Let’s start with a quick definition:
The property of a binary search tree is that the left child is always less than the current node and the right child is always greater than the current node.
An example is the following:
flowchart TD
4((4)) --> 2((2))
4((4)) --> 7((7))
This meets the criteria because 2 < 4 and 7 > 4.
If there aren’t exactly two children, the reference to the non-existant child will be
None.
Insertion: From an array
Suppose we have the array [8, 3, 10, 1, 6]. We can start by inserting the root node as 8 and then traverse the array by inserting into the BST such that the property is maintained.
flowchart TD
8((8)) --> 3((3))
8((8)) --> 10((10))
3((3)) --> 1((1))
3((3)) --> 6((6))
Tip: Lets say we were traversing the array above to build the BST and we have our next element 1. We start at the current node 8 and decide that 1 < 8 so we should walk left. Then we reach 3 and decide 1 < 3 so we walk left again. We reach a None pointer and hence insert it here.

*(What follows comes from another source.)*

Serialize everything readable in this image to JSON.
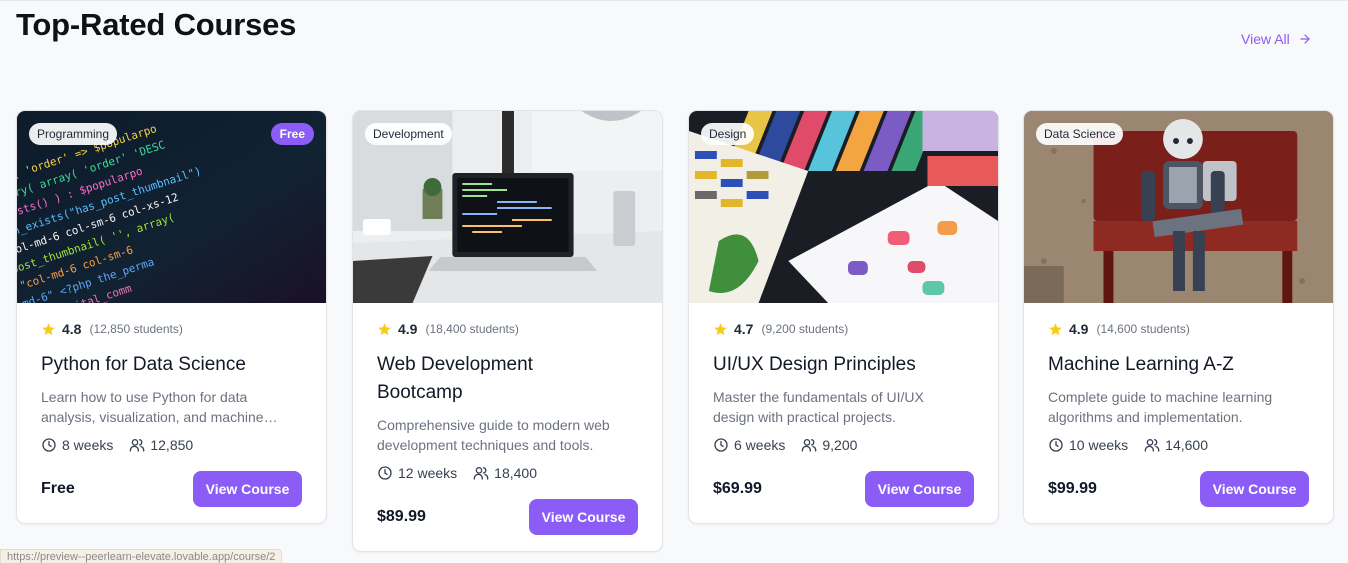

Insertion: From a reversed sorted list
Suppose we have the sorted array [10, 8, 6, 3, 1]. After creating a BST from this array we are left with the following:
flowchart TD
10((10)) --> 8((8))
8((8)) --> 6((6))
6((6)) --> 3((3))
3((3)) --> 1((1))
It is not desirable to have a linear binary search tree because it defeats the purpose. The time complexity is now reverted to O(N), which is far worse than the average BST case of O(LogN).
Time complexities
| Algorithm | Average Case | Worst Case |
|---|---|---|
| Search | O(LogN) | O(N) |
| Insert | O(LogN) | O(N) |
| Delete | O(LogN) | O(N) |
The best way to avoid worst case is to avoid creating a linear binary search tree. There are some self balancing binary search trees which avoid this from occuring, known as AVL tree.